Wetenschap
Alle wolkenvloeistofdruppels en ijskristallen zijn afkomstig van kleine deeltjes die aerosolen worden genoemd. Daarom, wolken kunnen gevoelig zijn – of vatbaar – voor deeltjesvariaties in ruimte en tijd die van invloed zijn op wolkenkenmerken zoals hun omvang, levenslang, reflectiviteit, en neerslag. Schattingen van computermodellen van de gevoeligheid van wolken voor aërosolen zijn het vaak oneens met schattingen van de gevoeligheid van satellieten en geven aan dat modelwolken vatbaarder zijn dan echte wolken.

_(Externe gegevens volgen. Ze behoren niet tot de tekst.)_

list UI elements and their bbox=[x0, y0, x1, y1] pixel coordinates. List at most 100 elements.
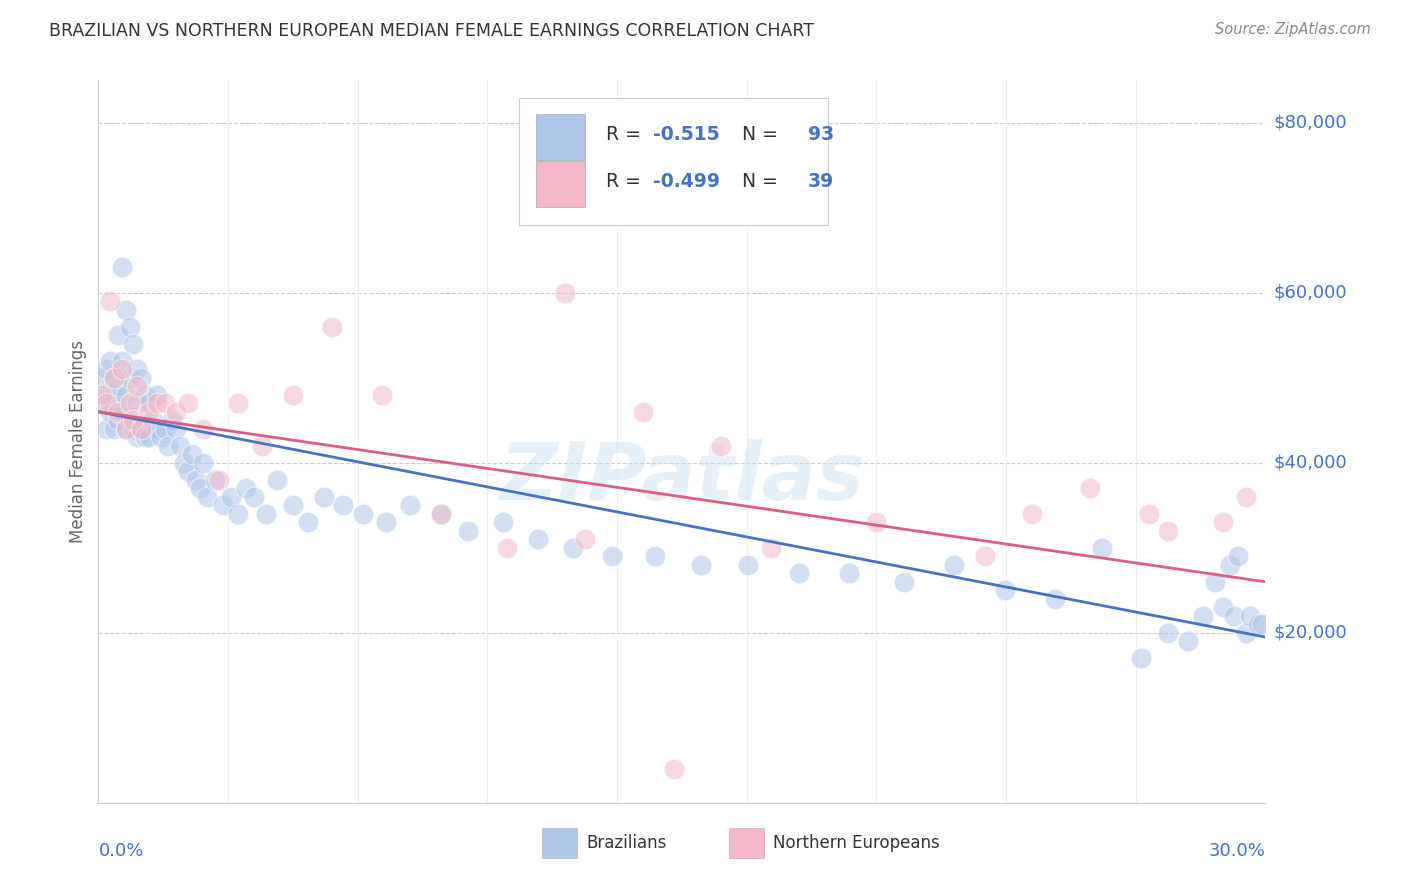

Om de verschillen tussen model- en satellietschattingen van de gevoeligheid van wolken voor aerosolen te onderzoeken, wetenschappers van het Pacific Northwest National Laboratory van het Amerikaanse ministerie van Energie leidden een onderzoek met satellietsimulators, die in een model de procedure en informatie-inhoud nabootsen die satellietinstrumenten gebruiken om wolken en aerosolen vanuit de ruimte te bekijken.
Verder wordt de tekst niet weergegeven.